Firejail is a SUID security sandbox program that reduces the risk of security breaches by restricting the running environment of untrusted applications using Linux namespaces. It allows a process and all its descendants to have their own private view of the globally shared kernel resources, such as the network stack, process table, mount table.
Firejail can sandbox any type of processes: servers, graphical applications, and even user login sessions. Written in C with virtually no dependencies, it should work on any Linux computer with a 3.x kernel version.

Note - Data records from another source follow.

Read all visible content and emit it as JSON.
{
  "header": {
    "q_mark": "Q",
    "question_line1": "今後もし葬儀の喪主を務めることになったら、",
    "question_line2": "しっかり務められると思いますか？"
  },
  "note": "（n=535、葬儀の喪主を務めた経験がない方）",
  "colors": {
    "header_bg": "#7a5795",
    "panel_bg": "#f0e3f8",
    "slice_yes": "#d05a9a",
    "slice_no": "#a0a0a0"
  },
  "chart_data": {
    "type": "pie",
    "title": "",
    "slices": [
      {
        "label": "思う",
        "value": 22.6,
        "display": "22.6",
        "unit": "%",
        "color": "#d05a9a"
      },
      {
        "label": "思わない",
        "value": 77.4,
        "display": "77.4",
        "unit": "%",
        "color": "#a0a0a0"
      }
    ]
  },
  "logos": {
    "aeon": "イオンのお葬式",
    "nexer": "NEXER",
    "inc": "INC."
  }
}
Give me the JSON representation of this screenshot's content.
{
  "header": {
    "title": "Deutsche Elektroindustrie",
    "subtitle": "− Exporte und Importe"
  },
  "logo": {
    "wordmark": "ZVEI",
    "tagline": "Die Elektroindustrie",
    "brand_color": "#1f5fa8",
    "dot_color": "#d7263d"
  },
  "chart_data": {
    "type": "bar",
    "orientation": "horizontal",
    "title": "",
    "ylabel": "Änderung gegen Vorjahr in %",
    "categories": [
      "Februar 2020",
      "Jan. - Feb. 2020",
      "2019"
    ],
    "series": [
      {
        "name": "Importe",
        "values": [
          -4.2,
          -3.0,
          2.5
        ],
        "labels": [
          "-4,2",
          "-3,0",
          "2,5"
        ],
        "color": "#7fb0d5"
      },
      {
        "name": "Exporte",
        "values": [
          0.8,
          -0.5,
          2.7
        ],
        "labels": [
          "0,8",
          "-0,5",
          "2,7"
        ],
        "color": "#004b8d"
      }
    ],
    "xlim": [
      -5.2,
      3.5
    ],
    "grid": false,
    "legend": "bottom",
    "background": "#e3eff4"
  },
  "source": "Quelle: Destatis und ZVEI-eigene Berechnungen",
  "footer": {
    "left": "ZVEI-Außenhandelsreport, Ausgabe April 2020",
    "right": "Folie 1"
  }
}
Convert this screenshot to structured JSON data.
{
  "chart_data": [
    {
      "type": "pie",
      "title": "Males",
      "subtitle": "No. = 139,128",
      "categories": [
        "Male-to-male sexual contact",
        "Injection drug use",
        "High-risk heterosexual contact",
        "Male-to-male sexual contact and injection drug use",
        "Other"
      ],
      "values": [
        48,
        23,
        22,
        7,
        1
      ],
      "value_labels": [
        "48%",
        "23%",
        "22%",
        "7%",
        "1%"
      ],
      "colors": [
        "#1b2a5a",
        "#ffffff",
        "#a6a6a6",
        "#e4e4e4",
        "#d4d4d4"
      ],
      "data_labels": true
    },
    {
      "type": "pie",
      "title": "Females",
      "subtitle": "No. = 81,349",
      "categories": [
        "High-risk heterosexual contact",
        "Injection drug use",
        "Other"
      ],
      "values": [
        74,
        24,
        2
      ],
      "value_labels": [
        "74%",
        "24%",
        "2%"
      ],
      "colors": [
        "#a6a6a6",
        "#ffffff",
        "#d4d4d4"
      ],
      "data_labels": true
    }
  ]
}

The download page provides:
- source code (./configure && make && sudo make install)
- .deb packages for Debian/Ubuntu/Mint (dpkg -i firejail.deb)
- .rpm packages for OpenSUSE/Fedora/Centos7(rpm -i firejail.rpm)
An Arch Linux package is also available in AUR.
Moving Dropbox in the new home directory
Dropbox software consists of three directories placed in user home: .dropbox, Dropbox, and .dropbox-dist. I kill the running instance of Dropbox, create the new home directory (mybox), and I move the three directories there:
$ cd ~ $ pkill dropbox $ mkdir mybox $ mv .dropbox mybox/. $ mv Dropbox mybox/. $ mv .dropbox-dist mybox/.
I also create a symbolic link to ~/mybox/Dropbox:
$ ln -s mybox/Dropbox Dropbox
The last step is to change the autostart entry. For this, I open ~/.config/autostart/dropbox.desktop in a text editor and modify Exec line as follows:
Exec=firejail --private=~/mybox "dropbox start -i && sleep inf"
Next computer restart or user login, Dropbox software will start automatically in sandbox with /home/user/mybox as home directory. Personal files in your actual home directory will not be accessible to Dropbox process.
Starting Dopbox manually
You can add a start icon on your desktop:
$ cp ~/.config/autostart/dropbox.desktop ~/Desktop/.
or you can start Dropbox from a terminal:
$ firejail --private=~/mybox "dropbox start -i && sleep inf"
Verifying Dropbox is running
To check if Dropbox is running, use firejail –tree. This will list all the processes running in the sandbox:
1549 is the process id (PID) of the sandbox. You can use this PID value to join the sandbox.
Auditing the sandbox
To do a quick audit, log into the sandbox using firejail –join. Pass the process id of the sandbox (1549) as a parameter to –join option. This opens a regular bash session inside the sandbox. The session has the same restricted view of the system as dropbox process.
The user home directory inside the sandbox has only dropbox files and configuration (ls -al). The process space (ps aux) is restricted to dropbox processes. Some system directories are empty, others are read-only. Seccomp and Linux capabilities filters restrict kernel’s attack surface. All SUID binaries such su and sudo are disabled inside the sandbox.